The splitting thing really triggers my anxiety I guess and that's why I find it hard to not text him.
This is a very important insight, and I think it's something to pay attention to- the sticking point that keeps the two of you in this drama. Note- I am not talking about the relationship staying or ending- that isn't what this is about. You are quite clear that you want this relationship. It's that there's emotional drama that upsets you. This idea is about your part in it.
We all have a part in the interactions between two people. One interesting thing that I read about relationships is that we "match" our partners emotionally in some way- we are equally enmeshed in ways. Even though it's your partner who has the BPD and you don't- there's something that is holding the two of you in this situation that upsets you.
You can't change how someone thinks or feels, or their behavior. You can change your response to it. Learning about being "triggered"- we speak of these as if they are something someone else does to us, as if we are passive victims of being triggered. But someone can't trigger us if we don't have the ability to be triggered. This is our emotional response- and we do have control over that.
How do we change that? Change your part, change your reactions. It's not easy work and maybe not perfect but it can make a difference in how you are feeling. Rather than focus on what is going on with your partner and why- focus on your anxiety and learn ways to manage it. It helps to look at feeling triggered not as something that someone does to someone else, but that- the trigger belongs to the person who feels triggered and rather than see this happening as a negative thing, it's an opportunity.
If you feel triggered, it's a signal to stop the interaction at the moment, and learn to calm yourself down rather than react. It's a signal to do some self care. Rather than react with hurt or emotion, calmly say "I think I need a moment to think about this, I will call you back later" then stop the conversation- because you know it's not going to go anywhere good while you are upset, then do some self care- listen to music, take a break, until you have calmed down and feel better.
If you need support with the anxiety, counseling can help. It's the part you have control over. What is the sticking point between the two of you? He is "using" you to manage his own emotions. You are calling him to manage your anxiety- that is also using him to manage your emotions. The key to changing this is not to try to control your feelings by understanding him better- it's to work on being better at regulating your own emotions so that you can stay calm even if he's not.

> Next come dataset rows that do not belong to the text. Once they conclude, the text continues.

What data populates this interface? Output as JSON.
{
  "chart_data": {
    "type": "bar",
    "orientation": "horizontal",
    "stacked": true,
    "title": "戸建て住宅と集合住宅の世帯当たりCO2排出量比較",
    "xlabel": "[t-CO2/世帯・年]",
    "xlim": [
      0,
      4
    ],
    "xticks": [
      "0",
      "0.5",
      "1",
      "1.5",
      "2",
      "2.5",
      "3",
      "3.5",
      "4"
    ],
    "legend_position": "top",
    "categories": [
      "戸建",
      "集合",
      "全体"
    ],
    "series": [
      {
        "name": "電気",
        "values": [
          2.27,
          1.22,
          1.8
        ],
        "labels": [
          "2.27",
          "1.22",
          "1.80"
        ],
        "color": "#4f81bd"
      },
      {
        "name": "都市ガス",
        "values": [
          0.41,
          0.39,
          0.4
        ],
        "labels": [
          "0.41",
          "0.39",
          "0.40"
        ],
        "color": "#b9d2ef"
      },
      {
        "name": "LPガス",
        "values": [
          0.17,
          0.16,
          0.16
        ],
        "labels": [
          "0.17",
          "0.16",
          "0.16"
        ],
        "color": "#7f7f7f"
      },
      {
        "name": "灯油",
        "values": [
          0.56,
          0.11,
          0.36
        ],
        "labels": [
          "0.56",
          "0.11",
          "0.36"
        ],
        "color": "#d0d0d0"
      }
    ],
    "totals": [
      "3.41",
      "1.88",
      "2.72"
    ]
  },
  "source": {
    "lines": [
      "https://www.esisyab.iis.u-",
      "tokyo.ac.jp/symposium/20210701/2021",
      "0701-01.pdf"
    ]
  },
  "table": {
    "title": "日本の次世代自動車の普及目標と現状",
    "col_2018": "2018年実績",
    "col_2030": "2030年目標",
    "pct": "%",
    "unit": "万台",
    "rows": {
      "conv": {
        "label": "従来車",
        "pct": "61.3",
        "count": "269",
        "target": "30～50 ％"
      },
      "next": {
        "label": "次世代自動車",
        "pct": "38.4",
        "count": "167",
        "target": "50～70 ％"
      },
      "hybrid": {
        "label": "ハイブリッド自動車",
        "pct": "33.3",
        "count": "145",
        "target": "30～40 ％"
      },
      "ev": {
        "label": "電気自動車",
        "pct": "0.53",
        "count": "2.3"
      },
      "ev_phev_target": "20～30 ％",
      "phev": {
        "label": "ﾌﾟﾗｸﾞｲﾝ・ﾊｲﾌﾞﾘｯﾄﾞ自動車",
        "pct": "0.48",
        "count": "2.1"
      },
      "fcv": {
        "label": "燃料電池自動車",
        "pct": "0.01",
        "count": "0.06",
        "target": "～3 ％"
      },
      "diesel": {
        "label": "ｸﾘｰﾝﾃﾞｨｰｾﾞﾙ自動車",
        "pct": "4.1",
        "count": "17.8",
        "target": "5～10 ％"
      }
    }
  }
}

He may have BPD but that doesn't mean he doesn't have choices or his own decisions. If he tells you he wants to not talk as often, he could actually mean that. If you keep calling him after he says that, consider that a boundary violation- he said to not call him. Although you feel anxious not calling him, he can have boundaries too. He keeps bringing up breaking up which is understandably scary to you but truly, all relationships have this possibility. It's possible that he means it, but if he doesn't- why would he keep brining this up? Perhaps because of the emotional exchange. It's familiar, it gets attention.
When he says "don't call me so often" you can say " well I will miss talking to you but I hear what you are saying and so how about you call me when you feel ready to? I'll look forward to your call, love you, bye" - then you hang up and take care of you.
When he says "I think I need to, or might, break up with you" you can reply "well I'd feel sad about that, but please let me know what you decide. I need to get back at work now. Love you, bye" and get off the phone before you react emotionally.
He says "don't wait for him" - well don't. Neither of you can change your situation right now. He's in classes. You have a new job. This doesn't mean you have to break up or meet someone else. It means- you have a certain amount of time apart- you can do things you enjoy or you can sit around thinking about him. He's going to be in school regardless so this choice is yours to make. So yes, invest some time in the job, and on your own self care.